Oops! The Feds Screwed Up 10 Years of Housing Data
It appears that the same clowns that make the climate models that don't match the evidence were putting the housing data together...
While the size of the revisions has waxed and waned somewhat over the years, the data shows a clear trend toward larger misstatements in the most recent data. In 2014 and 2015, all of the original reports understated the “Total Construction” value by a factor of 3.1 percent, on average. In the first ten months of 2015, that figure rose to 3.50 percent.
All 10 of the largest monthly revisions have occurred since June 2014, and each one of them was an understatement of the value of construction work put in place during that period.

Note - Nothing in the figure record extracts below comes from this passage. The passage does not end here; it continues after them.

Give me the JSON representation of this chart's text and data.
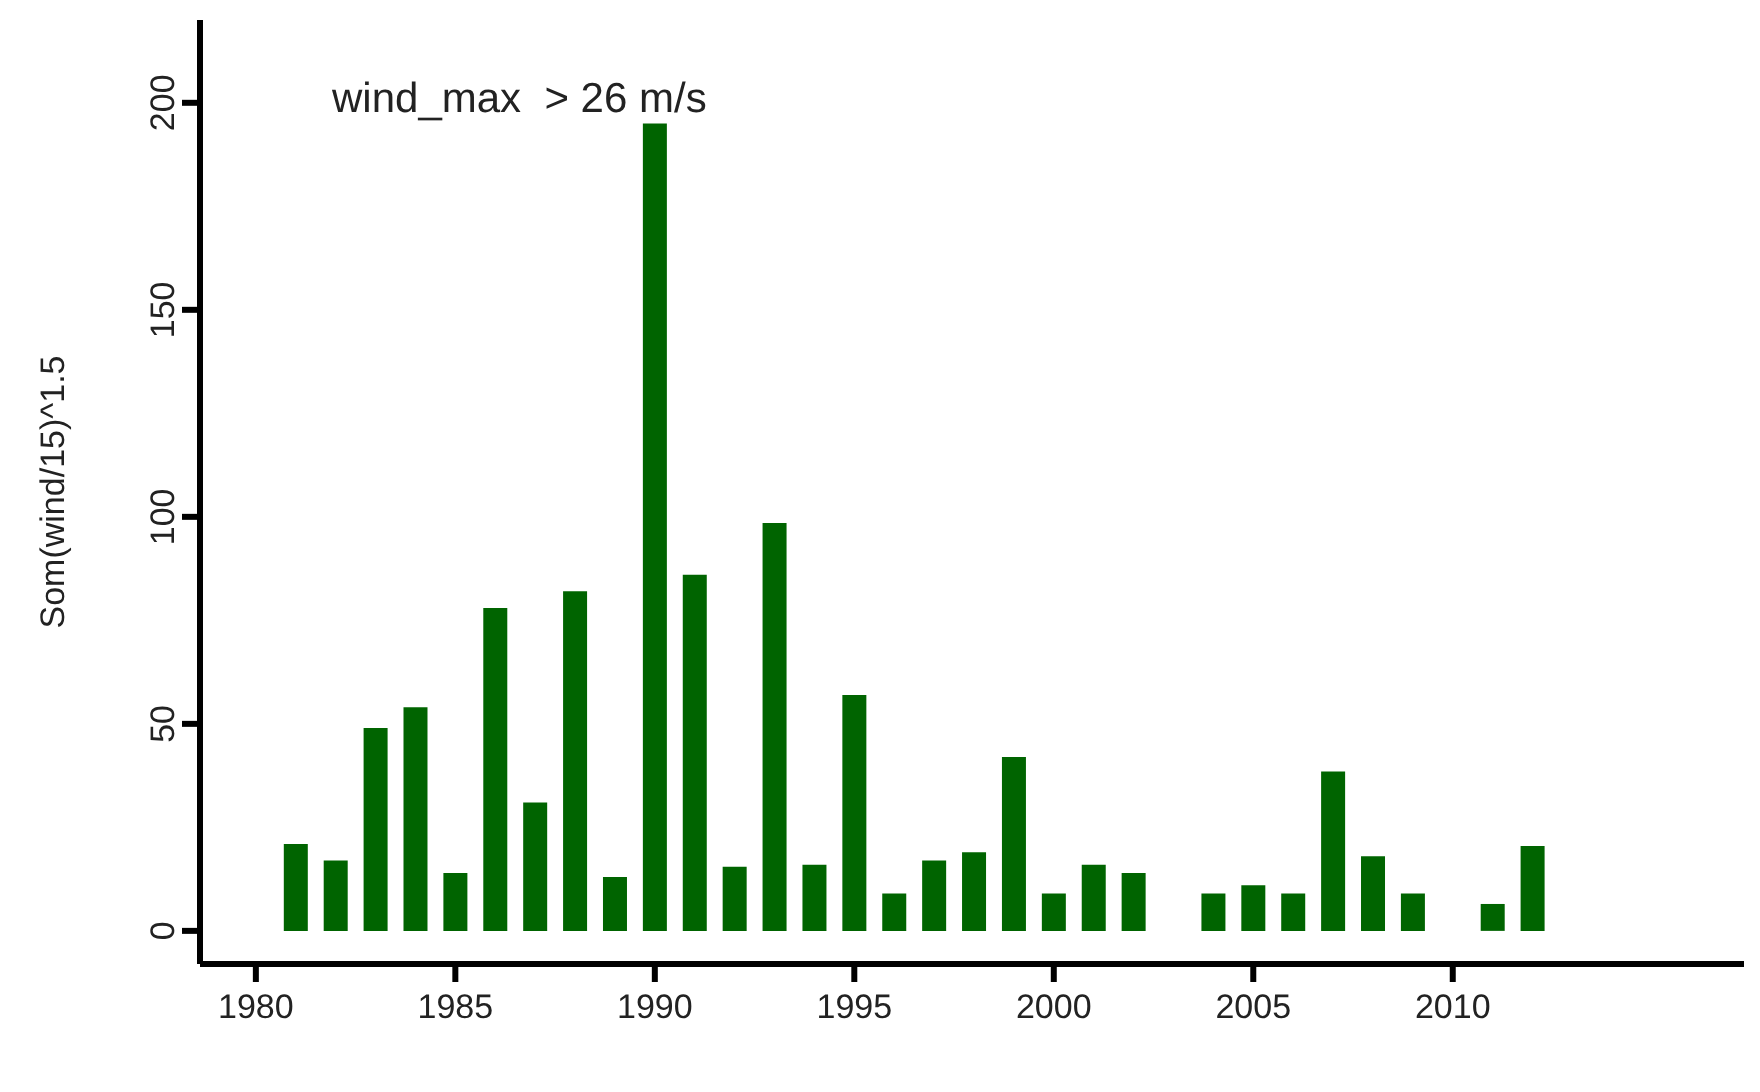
{
  "chart_data": {
    "type": "bar",
    "ylabel": "Som(wind/15)^1.5",
    "annotations": [
      "wind_max  > 26 m/s"
    ],
    "x": [
      1981,
      1982,
      1983,
      1984,
      1985,
      1986,
      1987,
      1988,
      1989,
      1990,
      1991,
      1992,
      1993,
      1994,
      1995,
      1996,
      1997,
      1998,
      1999,
      2000,
      2001,
      2002,
      2003,
      2004,
      2005,
      2006,
      2007,
      2008,
      2009,
      2010,
      2011,
      2012
    ],
    "values": [
      21,
      17,
      49,
      54,
      14,
      78,
      31,
      82,
      13,
      195,
      86,
      15.5,
      98.5,
      16,
      57,
      9,
      17,
      19,
      42,
      9,
      16,
      14,
      null,
      9,
      11,
      9,
      38.5,
      18,
      9,
      null,
      6.5,
      20.5
    ],
    "color": "#006400",
    "xlim": [
      1978.6,
      2017.3
    ],
    "xticks": [
      1980,
      1985,
      1990,
      1995,
      2000,
      2005,
      2010
    ],
    "ylim": [
      -8,
      220
    ],
    "yticks": [
      0,
      50,
      100,
      150,
      200
    ],
    "grid": false,
    "legend": false
  }
}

However, while the reports may have been understating the net increase in construction spending, with the revisions taken into account, they were overstating the rate of change on a month-over-month basis – a factor that economists, analysts, and Fed watchers arguably pay more attention to than the absolute figures.
In the first ten months of this year, for example the originally published numbers suggested that total construction put in place value was increasing at a month-over-month average of 1.14 percent. The adjusted figures show a considerably weaker average rate of .89 percent.
It won’t be known for some time, if ever, how large a role these particular figures played in the Fed’s decision to begin raising interest rates from the near-zero level where they have been for years. However, to whatever extent they played a part, it was a somewhat misleading one.